Parabola: Thank you! It would have been truly neat for you to acquire that "English" gun (and I was a little surprised by the timing of your post about it here).
These "transitional" guns have all the hallmarks of the earlier Syracuse guns (bushed firing-pins, the 1st version of the "stop-check", the deeply-bolstered frame with the square barrel lug, rounded [instead of flattened] screwheads, etc.) but many "purists" in the LC Smith world do not consider any gun to be a true "Syracuse" Smith without the "LC Smith - maker" stamp on the top rib (perhaps fewer-numbers of Syracuse ID'd guns make for a more-exclusive club of owners?).
The late John Houchins, however, in his truly-substantial tome about these guns (LC Smith "The Legend Lives") counts the very-early production of guns at Fulton in with the total production of guns from the Syracuse operation, and moreover, James Stubbendieck (the man who reviews the historic [& handwritten] records and then authors the "official gun history letters" for many in the LC Smith Organization), in his most recent book on "LC Smith Production Records" also differentiates these early guns from all the later production at Hunter Arms.

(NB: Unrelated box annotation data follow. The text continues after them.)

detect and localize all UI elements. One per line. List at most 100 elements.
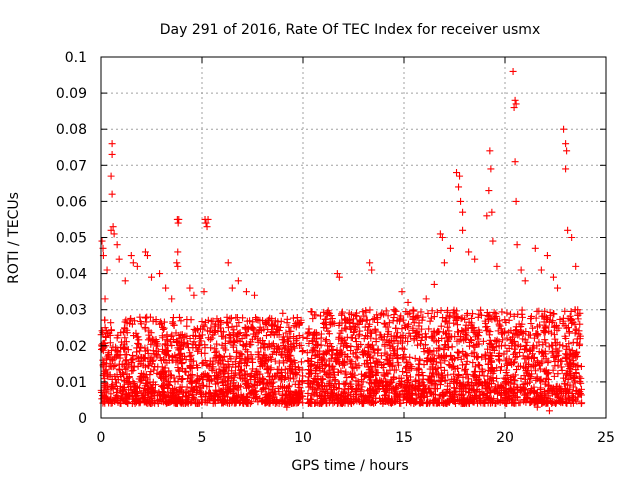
data-point <box>269 398 277 406</box>
data-point <box>356 327 364 335</box>
data-point <box>247 338 255 346</box>
data-point <box>293 335 301 343</box>
data-point <box>498 308 506 316</box>
data-point <box>168 331 176 339</box>
data-point <box>336 329 344 337</box>
data-point <box>343 374 351 382</box>
data-point <box>446 387 454 395</box>
data-point <box>561 307 569 315</box>
data-point <box>168 295 176 303</box>
data-point <box>225 331 233 339</box>
data-point <box>473 331 481 339</box>
data-point <box>572 349 580 357</box>
data-point <box>374 318 382 326</box>
data-point <box>312 311 320 319</box>
data-point <box>457 355 465 363</box>
data-point <box>306 379 314 387</box>
data-point <box>550 384 558 392</box>
data-point <box>335 273 343 281</box>
x-tick-label: 20 <box>496 430 514 446</box>
data-point <box>161 350 169 358</box>
data-point <box>537 377 545 385</box>
data-point <box>374 358 382 366</box>
data-point <box>269 391 277 399</box>
data-point <box>256 378 264 386</box>
data-point <box>369 316 377 324</box>
data-point <box>538 348 546 356</box>
data-point <box>455 337 463 345</box>
data-point <box>441 357 449 365</box>
data-point <box>370 346 378 354</box>
data-point <box>265 340 273 348</box>
data-point <box>463 311 471 319</box>
data-point <box>174 248 182 256</box>
data-point <box>187 316 195 324</box>
data-point <box>259 317 267 325</box>
data-point <box>459 373 467 381</box>
data-point <box>545 369 553 377</box>
data-point <box>364 397 372 405</box>
data-point <box>141 314 149 322</box>
data-point <box>437 322 445 330</box>
data-point <box>305 383 313 391</box>
data-point <box>237 383 245 391</box>
data-point <box>444 382 452 390</box>
data-point <box>516 362 524 370</box>
data-point <box>108 383 116 391</box>
data-point <box>501 389 509 397</box>
data-point <box>229 329 237 337</box>
data-point <box>575 373 583 381</box>
data-point <box>154 400 162 408</box>
data-point <box>287 352 295 360</box>
data-point <box>367 334 375 342</box>
data-point <box>445 334 453 342</box>
data-point <box>131 396 139 404</box>
data-point <box>279 341 287 349</box>
data-point <box>404 359 412 367</box>
data-point <box>424 399 432 407</box>
data-point <box>348 363 356 371</box>
data-point <box>392 324 400 332</box>
data-point <box>570 372 578 380</box>
data-point <box>271 357 279 365</box>
data-point <box>174 377 182 385</box>
data-point <box>502 400 510 408</box>
data-point <box>253 381 261 389</box>
data-point <box>177 349 185 357</box>
data-point <box>233 322 241 330</box>
data-point <box>242 395 250 403</box>
data-point <box>503 395 511 403</box>
data-point <box>317 330 325 338</box>
data-point <box>337 392 345 400</box>
data-point <box>415 322 423 330</box>
data-point <box>389 398 397 406</box>
data-point <box>529 324 537 332</box>
data-point <box>315 353 323 361</box>
data-point <box>509 390 517 398</box>
data-point <box>133 262 141 270</box>
data-point <box>468 350 476 358</box>
data-point <box>232 333 240 341</box>
data-point <box>545 386 553 394</box>
data-point <box>195 380 203 388</box>
data-point <box>265 366 273 374</box>
data-point <box>212 380 220 388</box>
data-point <box>105 362 113 370</box>
data-point <box>299 347 307 355</box>
data-point <box>182 368 190 376</box>
data-point <box>204 316 212 324</box>
data-point <box>548 349 556 357</box>
data-point <box>350 315 358 323</box>
data-point <box>309 315 317 323</box>
data-point <box>399 368 407 376</box>
data-point <box>104 351 112 359</box>
data-point <box>336 319 344 327</box>
data-point <box>296 394 304 402</box>
data-point <box>562 335 570 343</box>
data-point <box>424 376 432 384</box>
data-point <box>500 350 508 358</box>
data-point <box>108 150 116 158</box>
data-point <box>130 332 138 340</box>
data-point <box>478 353 486 361</box>
data-point <box>233 384 241 392</box>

![[Linked Image from i.imgur.com]](http://i.imgur.com/2SWFpB5h.jpg)
![[Linked Image from i.imgur.com]](http://i.imgur.com/f4MTxKah.jpg)
Much ado about nothing here, I'm sure, but entertaining for me all the same. I was never able to make any sense of these "earlier" Smith guns (at least before these two books were finally written) and there still remains, it seems, some additional mysteries about the numbers of guns produced during this "transitional" period.
These guns are "Americana" at it's finest point of production, I believe, and are darn-seldom encountered. This one came out of Alaska, of all places (!).